15. Apart from that, in the cross-examination, PW.1 i.e., the complainant himself has admitted that, he is facing two cheque bounce cases and he was prosecuted in this regard. He admits that, one case is pertaining to cheque bounce of Rs.8.00 Lakhs and another case is also still pending regarding cheque bounce against him. When the complainant himself is facing prosecution regarding cheque bounce cases, it is hard to accept that he could mobilize such a huge amount of Rs.8.00 Lakhs and advance the same to the accused without any security or without 8 charging any interest. This behavior of the complainant is un- natural and cannot be accepted.

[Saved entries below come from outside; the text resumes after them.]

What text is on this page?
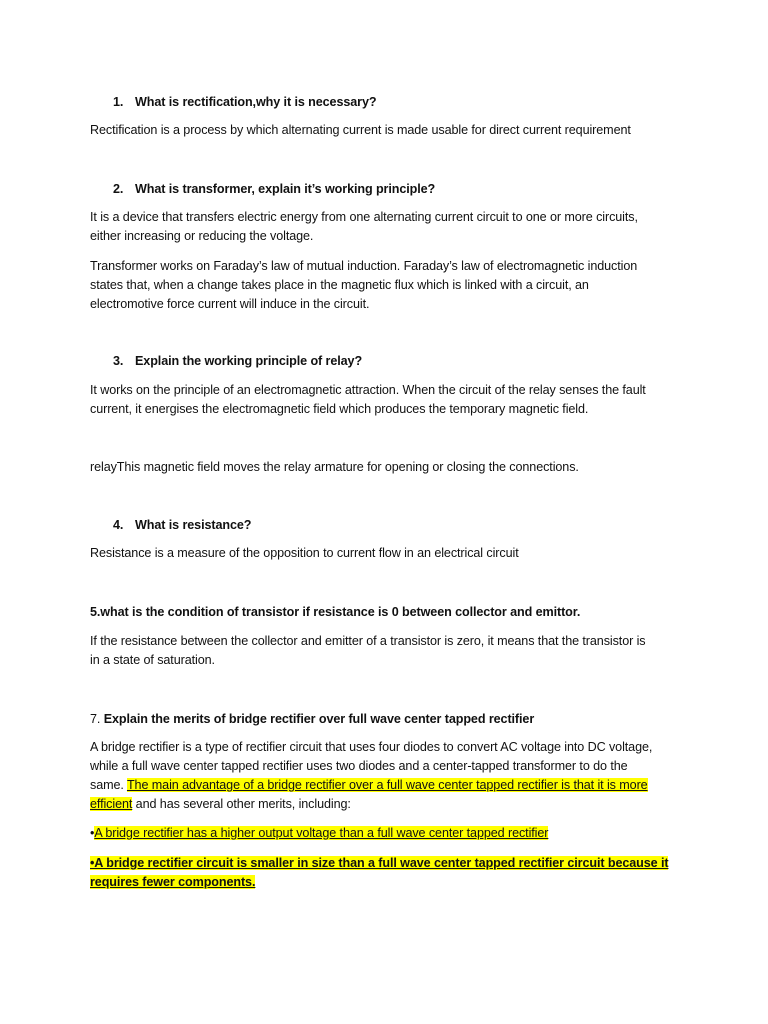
1. What is rectification,why it is necessary?
Rectification is a process by which alternating current is made usable for direct current requirement
2. What is transformer, explain it’s working principle?
It is a device that transfers electric energy from one alternating current circuit to one or more circuits,
either increasing or reducing the voltage.
Transformer works on Faraday’s law of mutual induction. Faraday’s law of electromagnetic induction
states that, when a change takes place in the magnetic flux which is linked with a circuit, an
electromotive force current will induce in the circuit.
3. Explain the working principle of relay?
It works on the principle of an electromagnetic attraction. When the circuit of the relay senses the fault
current, it energises the electromagnetic field which produces the temporary magnetic field.
relayThis magnetic field moves the relay armature for opening or closing the connections.
4. What is resistance?
Resistance is a measure of the opposition to current flow in an electrical circuit
5.what is the condition of transistor if resistance is 0 between collector and emittor.
If the resistance between the collector and emitter of a transistor is zero, it means that the transistor is
in a state of saturation.
7. Explain the merits of bridge rectifier over full wave center tapped rectifier
A bridge rectifier is a type of rectifier circuit that uses four diodes to convert AC voltage into DC voltage,
while a full wave center tapped rectifier uses two diodes and a center-tapped transformer to do the
same. The main advantage of a bridge rectifier over a full wave center tapped rectifier is that it is more
efficient and has several other merits, including:
•A bridge rectifier has a higher output voltage than a full wave center tapped rectifier
•A bridge rectifier circuit is smaller in size than a full wave center tapped rectifier circuit because it
requires fewer components.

Though the accused has not replied the notice, that itself cannot be a ground for drawing an inference regarding payment of Rs.8.00 Lakhs as hand-loan. The burden is on the complainant and he has not discharged his burden to prove that he was financially sound to advance such a huge amount of Rs.8.00 Lakhs to the accused. Apart from that, the complainant also admitted in his cross-examination that the accused has handed-over 3 to 4 cheques to him in respect of transaction of purchase of a site. This admission goes to the very root of the case, as admittedly the complainant is in possession of 3 to 4 cheques issued by the accused. Then it is for the complainant to explain all these aspects in detail, but the complainant has not made any attempt to explain all these aspects. Hence, the complainant has failed to establish his financial status to advance such a huge amount of Rs.8.00 Lakhs and as such, the presumption in favour of the complainant stands rebutted. For rebutting the presumption, the accused need not to enter into the witness box and he can rebut the presumption on available records also. In the instant case, the evidence on record discloses that the presumption available in 9 favour of the complainant under Section 139 of the N.I. Act, stands rebutted. No evidence is led by the complainant to establish his financial status.

16. The learned Magistrate has considered all these aspects in detail and has appreciated the oral and documentary evidence in a proper perspective and arrived at a just decision. The judgment of acquittal passed by the trail Court cannot be said to be erroneous or illegal so as to call for any interference.

17. Looking to these facts and circumstances, the point under consideration is answered in the affirmative and as such, the appeal fails. Accordingly, I proceed to pass the following:-

ORDER The appeal is dismissed by confirming the Judgment of acquittal dated 05.12.2011 passed by the Principal Civil Judge and JMFC at Hassan, in C.C.No.1545/2006.